Cook this: Three recipes from Enebla, including how to perform an Ethiopian coffee ceremony
Colu Cooks: ‘Food doesn’t need to be fussy to be beautiful’
Since the book came out on Oct. 4, Moges has heard from readers who were surprised to find recipes for Italian-influenced dishes such as chicken cotoletta (schnitzel), lasagna, pasta al forno (an Ethiopian-style one-pot pasta dish) and tiramisu.
In 1935, Italy led an unsuccessful invasion into Ethiopia. Italian troops retreated in 1941, but cultural influences remained.

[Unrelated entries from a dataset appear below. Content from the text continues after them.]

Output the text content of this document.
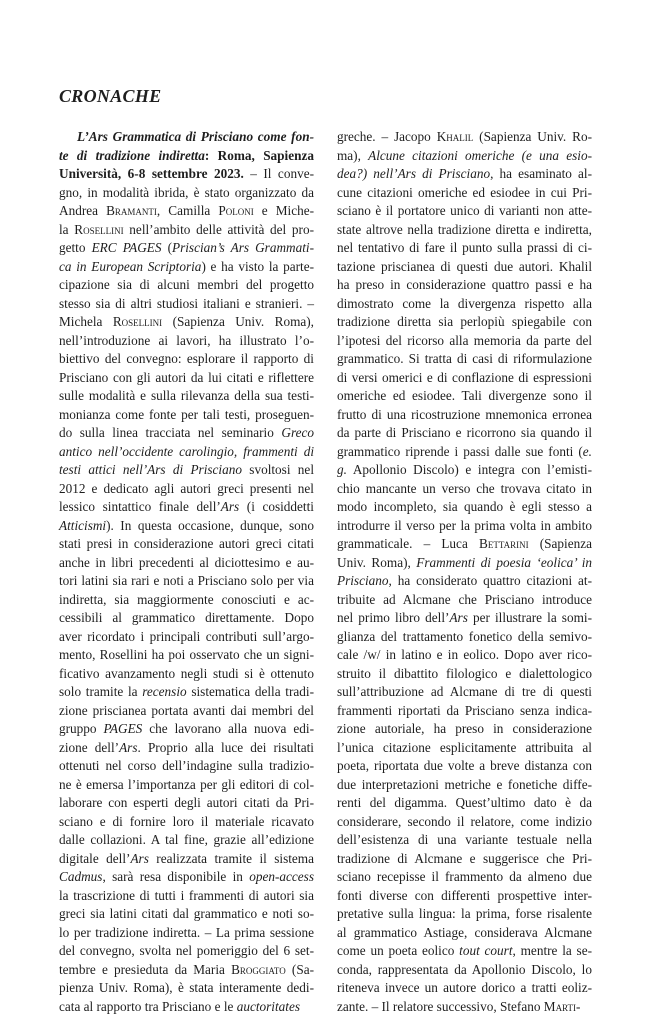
CRONACHE
L’Ars Grammatica di Prisciano come fon-
te di tradizione indiretta: Roma, Sapienza
Università, 6-8 settembre 2023. – Il conve-
gno, in modalità ibrida, è stato organizzato da
Andrea Bramanti, Camilla Poloni e Miche-
la Rosellini nell’ambito delle attività del pro-
getto ERC PAGES (Priscian’s Ars Grammati-
ca in European Scriptoria) e ha visto la parte-
cipazione sia di alcuni membri del progetto
stesso sia di altri studiosi italiani e stranieri. –
Michela Rosellini (Sapienza Univ. Roma),
nell’introduzione ai lavori, ha illustrato l’o-
biettivo del convegno: esplorare il rapporto di
Prisciano con gli autori da lui citati e riflettere
sulle modalità e sulla rilevanza della sua testi-
monianza come fonte per tali testi, proseguen-
do sulla linea tracciata nel seminario Greco
antico nell’occidente carolingio, frammenti di
testi attici nell’Ars di Prisciano svoltosi nel
2012 e dedicato agli autori greci presenti nel
lessico sintattico finale dell’Ars (i cosiddetti
Atticismi). In questa occasione, dunque, sono
stati presi in considerazione autori greci citati
anche in libri precedenti al diciottesimo e au-
tori latini sia rari e noti a Prisciano solo per via
indiretta, sia maggiormente conosciuti e ac-
cessibili al grammatico direttamente. Dopo
aver ricordato i principali contributi sull’argo-
mento, Rosellini ha poi osservato che un signi-
ficativo avanzamento negli studi si è ottenuto
solo tramite la recensio sistematica della tradi-
zione priscianea portata avanti dai membri del
gruppo PAGES che lavorano alla nuova edi-
zione dell’Ars. Proprio alla luce dei risultati
ottenuti nel corso dell’indagine sulla tradizio-
ne è emersa l’importanza per gli editori di col-
laborare con esperti degli autori citati da Pri-
sciano e di fornire loro il materiale ricavato
dalle collazioni. A tal fine, grazie all’edizione
digitale dell’Ars realizzata tramite il sistema
Cadmus, sarà resa disponibile in open-access
la trascrizione di tutti i frammenti di autori sia
greci sia latini citati dal grammatico e noti so-
lo per tradizione indiretta. – La prima sessione
del convegno, svolta nel pomeriggio del 6 set-
tembre e presieduta da Maria Broggiato (Sa-
pienza Univ. Roma), è stata interamente dedi-
cata al rapporto tra Prisciano e le auctoritates
greche. – Jacopo Khalil (Sapienza Univ. Ro-
ma), Alcune citazioni omeriche (e una esio-
dea?) nell’Ars di Prisciano, ha esaminato al-
cune citazioni omeriche ed esiodee in cui Pri-
sciano è il portatore unico di varianti non atte-
state altrove nella tradizione diretta e indiretta,
nel tentativo di fare il punto sulla prassi di ci-
tazione priscianea di questi due autori. Khalil
ha preso in considerazione quattro passi e ha
dimostrato come la divergenza rispetto alla
tradizione diretta sia perlopiù spiegabile con
l’ipotesi del ricorso alla memoria da parte del
grammatico. Si tratta di casi di riformulazione
di versi omerici e di conflazione di espressioni
omeriche ed esiodee. Tali divergenze sono il
frutto di una ricostruzione mnemonica erronea
da parte di Prisciano e ricorrono sia quando il
grammatico riprende i passi dalle sue fonti (e.
g. Apollonio Discolo) e integra con l’emisti-
chio mancante un verso che trovava citato in
modo incompleto, sia quando è egli stesso a
introdurre il verso per la prima volta in ambito
grammaticale. – Luca Bettarini (Sapienza
Univ. Roma), Frammenti di poesia ‘eolica’ in
Prisciano, ha considerato quattro citazioni at-
tribuite ad Alcmane che Prisciano introduce
nel primo libro dell’Ars per illustrare la somi-
glianza del trattamento fonetico della semivo-
cale /w/ in latino e in eolico. Dopo aver rico-
struito il dibattito filologico e dialettologico
sull’attribuzione ad Alcmane di tre di questi
frammenti riportati da Prisciano senza indica-
zione autoriale, ha preso in considerazione
l’unica citazione esplicitamente attribuita al
poeta, riportata due volte a breve distanza con
due interpretazioni metriche e fonetiche diffe-
renti del digamma. Quest’ultimo dato è da
considerare, secondo il relatore, come indizio
dell’esistenza di una variante testuale nella
tradizione di Alcmane e suggerisce che Pri-
sciano recepisse il frammento da almeno due
fonti diverse con differenti prospettive inter-
pretative sulla lingua: la prima, forse risalente
al grammatico Astiage, considerava Alcmane
come un poeta eolico tout court, mentre la se-
conda, rappresentata da Apollonio Discolo, lo
riteneva invece un autore dorico a tratti eoliz-
zante. – Il relatore successivo, Stefano Marti-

Growing up in Addis Ababa, Moges attended an Italian school, and spoke Italian as well as her native Amharic.
“You can go to an Ethiopian restaurant and ask for lasagna and most of them usually have it. Or if you go to an Ethiopian house over a holiday, or if you go to a wedding or any event, we have lasagna being served. That’s how prominent it is in our cuisine,” says Moges.
“There’s also the fact that some of the names are very similar. Even our language has a huge Italian influence. So, it’s intertwined.”
enebla joins a handful of other English-language Ethiopian cookbooks, and Moges feels honored to be able to share it with the world.
“Our way of cooking is usually passed down from generation to generation. Like my grandmother, my mom, my aunts to me and so forth. And I feel like sometimes there needs to be a way to bridge that gap so that we can share it with everyone,” says Moges.
“I really hope I bring the love and respect that I have for our cuisine to everyone’s home.”